In his book The Third Plate, Dan Barber argues that sustainability isn’t achieved until the culture supports it. It made me think of my own farm, which is the home of Hannah Grimes who was born in 1776 and begin living at Buckminster Farm in 1806.
For 25 years I have carefully restored pastures, gardens, sheep, chickens and a house that had been empty or in seasonal use for the better part of a century. It has felt like sustainable living to me as I restore soil and grow much of my own food, heat with local wood, live as lightly on this earth as I can, and surround myself with a small group of friends who enjoy the same.
What The Third Plate points out to me, is how tenuous that “sustainability” is. The culture allowed this beautiful, productive home and land to fall into disuse after being loved and nurtured. It became clear to me that it is sustainable only as long as I am able and willing to pursue this lifestyle. The next owner may have different plans entirely for this beautiful patch of New England. So is that sustainable living? Or is it just a quaint drop in the bucket? It may be a drop in the bucket.
The optimist in me sees the bucket filling — the drops adding up. In 1997 when Hannah Grimes Marketplace opened, there was no buy local movement. Now local products abound in the region — with new producers arriving each day to markets eager to accept them. Hannah Grimes from its inception has been about community building using the vehicle of smart, creative and motivated business owners. The past 10-20 years has shown a sustained and strong trend in this region to support local business. I think it is safe to say that this is becoming part of our culture, hopefully that can continue to grow.
Concerning, however, is that most of our larger companies are no longer locally owned and many of them are facing challenges that make it difficult for them to grow here. That area of our economy, a really vital area that provides good paying jobs and numerous jobs, also needs a culture in this region that makes them sustainable. The owners that started and grew those companies are gone, changing the ecosystem dramatically. Manufacturing jobs have dropped over 20% in the past 10 years — taking average wages for the region down with it. In addition, the start rate for new businesses has plummeted here — an average of 12% a year for the past five years.

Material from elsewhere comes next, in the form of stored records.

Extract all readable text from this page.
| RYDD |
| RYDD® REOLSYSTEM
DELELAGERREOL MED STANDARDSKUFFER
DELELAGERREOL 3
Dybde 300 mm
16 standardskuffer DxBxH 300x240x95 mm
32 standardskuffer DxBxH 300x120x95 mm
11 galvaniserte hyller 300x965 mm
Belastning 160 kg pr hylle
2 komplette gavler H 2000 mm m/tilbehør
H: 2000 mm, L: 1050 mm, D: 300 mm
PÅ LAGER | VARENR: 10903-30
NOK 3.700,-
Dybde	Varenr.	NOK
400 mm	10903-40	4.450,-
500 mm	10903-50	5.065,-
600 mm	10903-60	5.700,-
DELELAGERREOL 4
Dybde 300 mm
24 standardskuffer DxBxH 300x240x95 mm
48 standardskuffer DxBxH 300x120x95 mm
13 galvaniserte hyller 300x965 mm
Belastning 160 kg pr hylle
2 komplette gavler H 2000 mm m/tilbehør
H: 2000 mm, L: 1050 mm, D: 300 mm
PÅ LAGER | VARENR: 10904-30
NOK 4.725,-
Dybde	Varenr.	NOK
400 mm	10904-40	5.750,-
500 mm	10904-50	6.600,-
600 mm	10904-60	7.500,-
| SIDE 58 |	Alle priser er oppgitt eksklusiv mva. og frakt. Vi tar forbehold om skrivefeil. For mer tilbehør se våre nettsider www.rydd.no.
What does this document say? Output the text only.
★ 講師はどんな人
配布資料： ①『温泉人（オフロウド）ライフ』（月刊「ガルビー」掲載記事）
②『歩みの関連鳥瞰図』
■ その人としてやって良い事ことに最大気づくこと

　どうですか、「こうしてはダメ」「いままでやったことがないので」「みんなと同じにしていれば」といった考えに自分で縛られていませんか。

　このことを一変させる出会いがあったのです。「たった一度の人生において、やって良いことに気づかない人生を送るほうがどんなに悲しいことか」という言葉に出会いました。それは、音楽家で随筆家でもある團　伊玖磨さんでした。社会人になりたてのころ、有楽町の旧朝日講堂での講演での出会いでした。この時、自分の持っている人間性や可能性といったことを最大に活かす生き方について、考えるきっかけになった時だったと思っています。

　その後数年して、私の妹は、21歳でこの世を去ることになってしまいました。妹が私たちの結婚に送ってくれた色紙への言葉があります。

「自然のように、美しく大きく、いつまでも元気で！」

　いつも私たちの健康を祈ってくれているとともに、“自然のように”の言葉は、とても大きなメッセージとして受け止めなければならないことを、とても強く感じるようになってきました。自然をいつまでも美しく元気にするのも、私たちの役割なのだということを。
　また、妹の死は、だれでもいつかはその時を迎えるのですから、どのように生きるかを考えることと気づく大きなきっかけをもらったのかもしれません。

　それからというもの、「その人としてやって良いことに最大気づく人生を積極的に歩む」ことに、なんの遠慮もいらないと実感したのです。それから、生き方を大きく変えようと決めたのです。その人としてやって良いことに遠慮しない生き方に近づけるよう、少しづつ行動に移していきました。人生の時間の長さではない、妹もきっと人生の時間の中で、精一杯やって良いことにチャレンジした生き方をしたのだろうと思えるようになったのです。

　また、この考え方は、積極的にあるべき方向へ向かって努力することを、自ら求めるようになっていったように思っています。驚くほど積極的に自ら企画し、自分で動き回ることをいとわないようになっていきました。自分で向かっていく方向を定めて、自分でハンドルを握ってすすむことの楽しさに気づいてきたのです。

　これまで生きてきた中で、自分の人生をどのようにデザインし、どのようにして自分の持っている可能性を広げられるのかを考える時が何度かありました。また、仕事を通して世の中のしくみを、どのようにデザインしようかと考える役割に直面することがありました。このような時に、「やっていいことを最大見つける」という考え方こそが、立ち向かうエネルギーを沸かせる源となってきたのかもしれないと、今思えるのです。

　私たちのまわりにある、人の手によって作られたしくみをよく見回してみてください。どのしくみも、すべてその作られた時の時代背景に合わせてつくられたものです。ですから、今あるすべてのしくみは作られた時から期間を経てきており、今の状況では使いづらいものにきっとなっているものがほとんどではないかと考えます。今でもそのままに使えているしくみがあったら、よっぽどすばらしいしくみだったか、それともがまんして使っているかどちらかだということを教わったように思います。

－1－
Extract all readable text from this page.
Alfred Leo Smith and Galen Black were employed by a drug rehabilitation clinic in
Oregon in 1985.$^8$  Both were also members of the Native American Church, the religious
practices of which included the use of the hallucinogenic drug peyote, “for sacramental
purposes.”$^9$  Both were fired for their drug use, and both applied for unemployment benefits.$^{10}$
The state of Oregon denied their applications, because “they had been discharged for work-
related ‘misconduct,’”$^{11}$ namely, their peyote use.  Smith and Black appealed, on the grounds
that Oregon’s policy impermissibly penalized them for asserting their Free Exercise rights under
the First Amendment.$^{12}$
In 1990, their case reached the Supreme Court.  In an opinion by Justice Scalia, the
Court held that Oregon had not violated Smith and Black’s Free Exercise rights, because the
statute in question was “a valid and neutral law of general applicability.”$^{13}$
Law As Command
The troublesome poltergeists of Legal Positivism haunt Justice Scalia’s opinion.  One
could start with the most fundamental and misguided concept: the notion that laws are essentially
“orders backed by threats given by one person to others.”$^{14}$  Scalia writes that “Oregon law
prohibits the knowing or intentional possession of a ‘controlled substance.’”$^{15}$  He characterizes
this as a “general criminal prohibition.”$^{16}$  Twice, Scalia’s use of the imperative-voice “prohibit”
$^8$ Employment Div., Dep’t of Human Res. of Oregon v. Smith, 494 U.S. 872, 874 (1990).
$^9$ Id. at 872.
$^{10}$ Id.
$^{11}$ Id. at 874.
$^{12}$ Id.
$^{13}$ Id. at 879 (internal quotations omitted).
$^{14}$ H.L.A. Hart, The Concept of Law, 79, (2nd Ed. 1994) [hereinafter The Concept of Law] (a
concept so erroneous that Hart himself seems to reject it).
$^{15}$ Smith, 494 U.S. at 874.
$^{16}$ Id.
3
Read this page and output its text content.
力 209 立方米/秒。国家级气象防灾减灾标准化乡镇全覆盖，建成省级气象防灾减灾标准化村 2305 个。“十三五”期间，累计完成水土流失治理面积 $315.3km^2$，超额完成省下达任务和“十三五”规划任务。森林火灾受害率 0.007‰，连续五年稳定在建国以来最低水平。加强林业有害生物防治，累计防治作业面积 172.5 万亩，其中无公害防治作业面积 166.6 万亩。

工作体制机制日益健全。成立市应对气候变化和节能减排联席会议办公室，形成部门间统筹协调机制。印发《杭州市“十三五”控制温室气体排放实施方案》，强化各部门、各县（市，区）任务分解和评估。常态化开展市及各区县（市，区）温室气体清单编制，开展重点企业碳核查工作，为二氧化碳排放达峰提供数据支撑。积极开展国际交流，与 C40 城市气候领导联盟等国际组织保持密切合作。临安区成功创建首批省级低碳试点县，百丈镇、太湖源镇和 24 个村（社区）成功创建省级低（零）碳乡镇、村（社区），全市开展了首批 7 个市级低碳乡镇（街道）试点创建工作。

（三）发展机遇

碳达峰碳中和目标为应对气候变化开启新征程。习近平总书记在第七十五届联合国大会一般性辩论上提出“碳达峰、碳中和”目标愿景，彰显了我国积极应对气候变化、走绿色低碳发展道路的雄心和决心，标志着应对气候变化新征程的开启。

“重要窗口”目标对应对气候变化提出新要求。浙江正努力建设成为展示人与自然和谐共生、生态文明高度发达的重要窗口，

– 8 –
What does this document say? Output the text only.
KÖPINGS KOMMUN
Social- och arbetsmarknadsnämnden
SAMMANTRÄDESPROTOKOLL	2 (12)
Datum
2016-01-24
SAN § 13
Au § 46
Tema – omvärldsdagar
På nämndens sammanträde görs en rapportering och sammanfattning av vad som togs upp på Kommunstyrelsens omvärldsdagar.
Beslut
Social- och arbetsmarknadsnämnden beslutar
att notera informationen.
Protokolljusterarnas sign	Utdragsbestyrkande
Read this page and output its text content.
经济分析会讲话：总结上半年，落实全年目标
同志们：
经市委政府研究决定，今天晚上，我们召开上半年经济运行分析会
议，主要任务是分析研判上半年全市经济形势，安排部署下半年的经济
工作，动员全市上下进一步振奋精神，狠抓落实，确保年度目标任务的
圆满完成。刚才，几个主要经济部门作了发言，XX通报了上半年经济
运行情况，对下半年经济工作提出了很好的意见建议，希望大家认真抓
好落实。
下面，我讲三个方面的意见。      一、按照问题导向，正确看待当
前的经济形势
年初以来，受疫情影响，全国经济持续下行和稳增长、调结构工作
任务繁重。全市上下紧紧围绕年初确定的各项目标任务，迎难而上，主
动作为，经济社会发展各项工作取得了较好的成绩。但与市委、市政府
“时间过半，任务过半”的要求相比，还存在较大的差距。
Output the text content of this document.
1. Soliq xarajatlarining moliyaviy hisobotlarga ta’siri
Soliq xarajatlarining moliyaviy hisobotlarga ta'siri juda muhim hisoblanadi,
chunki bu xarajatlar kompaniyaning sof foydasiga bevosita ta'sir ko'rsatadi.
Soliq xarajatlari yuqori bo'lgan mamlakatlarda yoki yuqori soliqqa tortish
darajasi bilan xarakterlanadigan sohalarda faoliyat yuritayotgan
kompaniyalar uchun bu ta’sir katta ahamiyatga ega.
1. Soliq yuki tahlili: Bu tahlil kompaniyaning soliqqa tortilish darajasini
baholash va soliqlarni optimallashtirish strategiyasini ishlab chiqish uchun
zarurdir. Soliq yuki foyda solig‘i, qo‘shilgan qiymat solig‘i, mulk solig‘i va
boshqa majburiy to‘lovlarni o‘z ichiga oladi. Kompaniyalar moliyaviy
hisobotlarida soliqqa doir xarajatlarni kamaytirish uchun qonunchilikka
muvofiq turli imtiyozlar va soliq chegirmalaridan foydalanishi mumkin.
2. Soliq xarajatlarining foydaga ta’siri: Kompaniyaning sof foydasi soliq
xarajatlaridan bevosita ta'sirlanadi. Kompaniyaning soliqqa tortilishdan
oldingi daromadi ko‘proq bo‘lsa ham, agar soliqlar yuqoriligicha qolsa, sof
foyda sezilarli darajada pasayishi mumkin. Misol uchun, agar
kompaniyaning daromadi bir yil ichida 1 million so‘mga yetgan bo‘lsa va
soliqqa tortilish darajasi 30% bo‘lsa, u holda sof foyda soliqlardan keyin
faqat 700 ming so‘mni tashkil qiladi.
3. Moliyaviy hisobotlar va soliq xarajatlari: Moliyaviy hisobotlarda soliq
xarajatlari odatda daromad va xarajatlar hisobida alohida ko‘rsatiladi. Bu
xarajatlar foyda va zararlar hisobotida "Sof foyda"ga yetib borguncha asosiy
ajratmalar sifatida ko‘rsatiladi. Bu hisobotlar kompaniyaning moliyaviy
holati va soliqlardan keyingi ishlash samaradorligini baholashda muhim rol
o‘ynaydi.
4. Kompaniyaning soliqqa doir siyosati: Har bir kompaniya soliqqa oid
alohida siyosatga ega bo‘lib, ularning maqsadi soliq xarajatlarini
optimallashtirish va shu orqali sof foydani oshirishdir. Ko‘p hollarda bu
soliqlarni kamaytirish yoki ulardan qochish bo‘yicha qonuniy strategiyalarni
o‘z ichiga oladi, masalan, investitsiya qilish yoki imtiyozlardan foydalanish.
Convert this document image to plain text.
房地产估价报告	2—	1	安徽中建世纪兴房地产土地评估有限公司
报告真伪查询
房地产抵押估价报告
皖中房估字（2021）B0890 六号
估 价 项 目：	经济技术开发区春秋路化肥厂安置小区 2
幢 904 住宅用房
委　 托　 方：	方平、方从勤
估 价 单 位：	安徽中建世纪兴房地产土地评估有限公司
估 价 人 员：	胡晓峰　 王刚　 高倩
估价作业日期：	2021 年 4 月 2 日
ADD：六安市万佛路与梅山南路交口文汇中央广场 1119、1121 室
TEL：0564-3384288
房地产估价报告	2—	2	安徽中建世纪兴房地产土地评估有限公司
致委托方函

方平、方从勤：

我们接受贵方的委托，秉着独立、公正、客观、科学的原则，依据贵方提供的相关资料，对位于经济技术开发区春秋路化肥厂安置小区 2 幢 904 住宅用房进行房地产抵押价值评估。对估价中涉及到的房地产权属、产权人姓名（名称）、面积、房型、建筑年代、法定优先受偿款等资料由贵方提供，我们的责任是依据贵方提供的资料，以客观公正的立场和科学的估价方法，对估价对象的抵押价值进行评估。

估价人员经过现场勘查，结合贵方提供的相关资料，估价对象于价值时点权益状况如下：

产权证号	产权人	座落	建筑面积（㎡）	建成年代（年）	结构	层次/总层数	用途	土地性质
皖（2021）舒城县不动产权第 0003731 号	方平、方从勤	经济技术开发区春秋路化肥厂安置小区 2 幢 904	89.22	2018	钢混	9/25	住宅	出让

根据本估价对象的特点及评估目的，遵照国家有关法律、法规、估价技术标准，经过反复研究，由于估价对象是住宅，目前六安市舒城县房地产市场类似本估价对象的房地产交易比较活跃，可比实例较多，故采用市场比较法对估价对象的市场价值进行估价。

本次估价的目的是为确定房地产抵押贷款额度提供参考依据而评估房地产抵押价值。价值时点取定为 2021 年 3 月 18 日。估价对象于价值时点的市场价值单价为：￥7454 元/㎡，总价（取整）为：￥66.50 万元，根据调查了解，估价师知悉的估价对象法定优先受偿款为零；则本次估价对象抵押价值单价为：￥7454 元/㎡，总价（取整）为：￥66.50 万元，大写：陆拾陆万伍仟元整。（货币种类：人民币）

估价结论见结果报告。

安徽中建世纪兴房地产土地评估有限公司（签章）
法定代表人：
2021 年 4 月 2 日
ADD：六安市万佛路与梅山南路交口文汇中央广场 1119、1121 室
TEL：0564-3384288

As we look back, we are heartened to see the move toward creating a stronger link between a thriving local economy and a vibrant community. As we look forward, we are inspired by the opportunities to continue and expand that work. In 2016 we plan to purchase a building at 310 Marlboro Street and add a focus on businesses with the potential for high job growth. The next decade promises to be another exciting one.
Dan Barber offers a good challenge to us all to think about how deep our “sustainability” runs and to think about ways we can truly build that into the culture so our efforts and our community are not at risk. I look forward to working with each and every one of you to cultivate a culture that outlives us all — a culture that sustains a thriving local economy and vibrant community in our region for generations to come.